With the accession of James I and the Puritan party’s petitions against the doctrine and ritual of the Anglican church this all came to open conflict. While Parliament against the church’s bishops using civil power to force conformity to Church doctrine, James responded with his assertions for the “divine rights of kings.” James would prevail but his successor Charles would not fair so well. By 1640, he was at war with the Scots (Jacobite); mobs prowled through London; and disorder was rampant. Gangs gathered outside the Court of the High Commission, shouting, “No bishops, no High Commission.” Parliament was forced to concede that church courts (and hence all courts) could “not proceed against criminals but with the consent of their presbyters, and upon the testimony of several witnesses.” Returning English Common Law to the standards set forth four hundred years earlier in Magna Carta but extending these rights to not just noblemen but ALL Englishmen.
Given this history it’s easy to see why Eighteenth-century Americans viewed the right to a jury trial as one of the essential liberties of a free country. They saw the jury as an independent deliberative body that could refuse to cooperate with an unjust court or law.
The Double Jeopardy clause, “nor shall any person be subject for the same offence to be twice put in jeopardy of life or limb,” as equally nebulous origins but can be dated all the way back to the Code of Hammurabi. Restrictions against repeatedly bringing someone to trial until they are eventually convicted can be found in the Bible, the Talmud, and codes of Greek and Roman law. “The legislator does not permit any question once decided by judgement of the court to be put a second time” – Demosthenes.
Firmly entrenched in British Common law, the double jeopardy law was extended into the North American colonies. In 1639, the Maryland General Assembly enacted the Act for the Liberties of the People, which has been called “the first American Bill of Rights.” Although the Act did not contain an express protection against double jeopardy, it reaffirmed the principle that the inhabitants of the Colony (with the exception of slaves) “[s]hall have and enjoy all such rights liberties immunities privileges and free customs… as any natural born subject of England hath or ought to have or enjoy in the Realm of England by force or virtue of the common law or Statute Law of England.”
You can see that from the Maryland perspective, its easy to see why Jefferson’s accusation against the Crown (Declaration of Independence) for “For depriving us in many cases, of the benefit of Jury trial” and “For transporting us beyond Seas to be tried for pretended offenses,” hit home. But it was really the Admiralty Courts who repeatedly brought men accused of smuggling or aiding the Continental Army to trial again and again until they eventually were able to justify conviction that really angered most Americans.
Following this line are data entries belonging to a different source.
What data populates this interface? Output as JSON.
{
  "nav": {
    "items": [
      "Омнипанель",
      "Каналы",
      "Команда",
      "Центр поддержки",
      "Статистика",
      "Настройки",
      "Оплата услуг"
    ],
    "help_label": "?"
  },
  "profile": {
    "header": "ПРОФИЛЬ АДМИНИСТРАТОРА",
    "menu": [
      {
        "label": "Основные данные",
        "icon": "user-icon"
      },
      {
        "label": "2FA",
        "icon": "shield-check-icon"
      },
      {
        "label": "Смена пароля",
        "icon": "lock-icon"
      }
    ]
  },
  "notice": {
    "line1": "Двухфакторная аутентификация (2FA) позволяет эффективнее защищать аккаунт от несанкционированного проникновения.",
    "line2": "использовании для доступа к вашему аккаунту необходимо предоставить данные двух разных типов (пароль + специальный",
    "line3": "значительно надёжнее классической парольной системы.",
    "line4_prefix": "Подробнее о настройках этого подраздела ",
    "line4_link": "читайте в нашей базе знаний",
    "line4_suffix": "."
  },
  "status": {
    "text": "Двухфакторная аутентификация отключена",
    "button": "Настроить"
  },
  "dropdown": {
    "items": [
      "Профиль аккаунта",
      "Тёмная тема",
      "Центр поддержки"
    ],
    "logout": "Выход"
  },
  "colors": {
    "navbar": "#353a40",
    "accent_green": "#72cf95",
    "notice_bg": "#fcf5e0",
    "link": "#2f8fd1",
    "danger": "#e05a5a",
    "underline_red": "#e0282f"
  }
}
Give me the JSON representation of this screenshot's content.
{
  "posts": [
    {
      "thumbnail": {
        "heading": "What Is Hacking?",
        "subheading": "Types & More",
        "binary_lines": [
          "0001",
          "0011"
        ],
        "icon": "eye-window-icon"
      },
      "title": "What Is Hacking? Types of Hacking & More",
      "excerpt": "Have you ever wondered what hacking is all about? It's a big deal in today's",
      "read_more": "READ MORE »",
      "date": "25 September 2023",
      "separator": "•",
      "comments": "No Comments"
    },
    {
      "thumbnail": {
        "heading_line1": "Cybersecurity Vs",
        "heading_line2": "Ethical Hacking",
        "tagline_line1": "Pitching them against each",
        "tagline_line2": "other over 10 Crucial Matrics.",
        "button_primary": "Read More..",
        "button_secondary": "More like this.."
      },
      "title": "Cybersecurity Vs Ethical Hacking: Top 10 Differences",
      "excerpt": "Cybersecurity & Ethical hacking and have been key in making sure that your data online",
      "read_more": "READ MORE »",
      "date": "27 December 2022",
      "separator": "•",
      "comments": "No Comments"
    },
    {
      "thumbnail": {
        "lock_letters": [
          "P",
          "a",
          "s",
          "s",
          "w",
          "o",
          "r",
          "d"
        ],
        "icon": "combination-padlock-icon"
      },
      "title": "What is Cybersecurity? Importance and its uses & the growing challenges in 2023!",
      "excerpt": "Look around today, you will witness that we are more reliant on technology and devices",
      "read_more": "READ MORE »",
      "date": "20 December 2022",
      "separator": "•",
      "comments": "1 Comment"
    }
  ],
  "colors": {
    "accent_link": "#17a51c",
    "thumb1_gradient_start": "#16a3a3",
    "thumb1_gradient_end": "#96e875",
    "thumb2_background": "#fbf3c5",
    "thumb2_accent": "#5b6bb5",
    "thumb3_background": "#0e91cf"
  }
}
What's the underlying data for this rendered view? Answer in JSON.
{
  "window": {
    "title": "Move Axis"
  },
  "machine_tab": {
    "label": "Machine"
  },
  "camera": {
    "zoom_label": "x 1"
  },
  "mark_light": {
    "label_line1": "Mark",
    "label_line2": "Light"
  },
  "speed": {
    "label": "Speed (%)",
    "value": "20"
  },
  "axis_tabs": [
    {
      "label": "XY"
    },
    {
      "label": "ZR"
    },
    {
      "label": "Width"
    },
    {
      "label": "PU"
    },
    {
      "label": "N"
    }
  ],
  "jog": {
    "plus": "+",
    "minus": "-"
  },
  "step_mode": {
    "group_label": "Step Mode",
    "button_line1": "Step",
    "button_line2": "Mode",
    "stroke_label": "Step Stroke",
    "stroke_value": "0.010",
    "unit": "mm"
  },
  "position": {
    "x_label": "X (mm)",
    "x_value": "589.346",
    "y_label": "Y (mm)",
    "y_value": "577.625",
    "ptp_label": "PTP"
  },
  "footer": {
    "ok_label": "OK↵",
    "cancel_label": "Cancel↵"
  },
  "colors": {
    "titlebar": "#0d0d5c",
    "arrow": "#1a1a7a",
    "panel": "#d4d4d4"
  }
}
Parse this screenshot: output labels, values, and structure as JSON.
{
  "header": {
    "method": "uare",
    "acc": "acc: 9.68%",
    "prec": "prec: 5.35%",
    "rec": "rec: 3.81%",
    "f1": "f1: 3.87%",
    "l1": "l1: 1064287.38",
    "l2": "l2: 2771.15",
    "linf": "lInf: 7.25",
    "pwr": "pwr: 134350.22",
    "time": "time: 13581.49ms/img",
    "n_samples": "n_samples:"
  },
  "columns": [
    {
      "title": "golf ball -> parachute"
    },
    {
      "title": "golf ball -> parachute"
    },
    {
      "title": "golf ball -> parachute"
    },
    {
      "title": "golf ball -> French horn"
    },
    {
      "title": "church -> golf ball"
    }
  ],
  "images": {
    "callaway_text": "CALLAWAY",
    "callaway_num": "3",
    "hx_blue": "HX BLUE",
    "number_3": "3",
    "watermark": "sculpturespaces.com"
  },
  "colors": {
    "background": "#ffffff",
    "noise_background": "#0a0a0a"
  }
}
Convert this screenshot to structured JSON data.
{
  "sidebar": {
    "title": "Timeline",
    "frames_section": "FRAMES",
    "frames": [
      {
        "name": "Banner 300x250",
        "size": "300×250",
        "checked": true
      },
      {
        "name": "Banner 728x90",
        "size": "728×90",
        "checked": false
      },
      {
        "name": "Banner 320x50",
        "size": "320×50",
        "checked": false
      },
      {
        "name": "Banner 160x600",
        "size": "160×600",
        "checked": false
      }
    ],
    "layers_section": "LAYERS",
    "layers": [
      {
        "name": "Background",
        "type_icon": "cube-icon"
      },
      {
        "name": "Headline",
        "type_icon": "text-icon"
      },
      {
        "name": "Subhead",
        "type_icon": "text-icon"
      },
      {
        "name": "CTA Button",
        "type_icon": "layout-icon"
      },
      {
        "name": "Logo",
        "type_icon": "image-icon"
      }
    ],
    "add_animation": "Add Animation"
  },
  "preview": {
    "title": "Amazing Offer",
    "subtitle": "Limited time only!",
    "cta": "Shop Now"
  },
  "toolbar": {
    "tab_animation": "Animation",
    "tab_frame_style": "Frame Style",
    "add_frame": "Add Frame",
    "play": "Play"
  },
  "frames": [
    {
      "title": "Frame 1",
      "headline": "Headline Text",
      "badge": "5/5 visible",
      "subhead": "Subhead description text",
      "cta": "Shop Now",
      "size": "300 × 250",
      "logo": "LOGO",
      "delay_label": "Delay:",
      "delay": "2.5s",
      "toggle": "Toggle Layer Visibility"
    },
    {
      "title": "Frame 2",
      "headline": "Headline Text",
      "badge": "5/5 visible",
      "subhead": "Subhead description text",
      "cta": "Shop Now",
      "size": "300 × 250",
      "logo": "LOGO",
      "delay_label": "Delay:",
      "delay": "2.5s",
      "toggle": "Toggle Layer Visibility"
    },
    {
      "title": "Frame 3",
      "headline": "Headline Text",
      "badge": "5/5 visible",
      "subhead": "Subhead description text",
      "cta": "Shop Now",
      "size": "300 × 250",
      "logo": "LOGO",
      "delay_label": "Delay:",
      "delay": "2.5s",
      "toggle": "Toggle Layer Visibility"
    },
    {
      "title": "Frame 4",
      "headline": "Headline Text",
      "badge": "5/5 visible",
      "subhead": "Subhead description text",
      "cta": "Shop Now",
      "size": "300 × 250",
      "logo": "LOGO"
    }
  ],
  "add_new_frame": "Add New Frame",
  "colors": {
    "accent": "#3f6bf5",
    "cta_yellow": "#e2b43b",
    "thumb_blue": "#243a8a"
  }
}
Of course, like all our fundamental freedoms, this freedom has had its share of detractors and opponents. States have annulled the rights of African Americans. People have been detained and jailed without due process. Police officers occasionally still force confessions. Property is seized without compensation (frequently by corporate interests as well as government ones). We do not yet live in a “Perfect Union” and perhaps never will. The Constitution and the Bill of Rights represents who we strive to be as much as how we govern ourselves.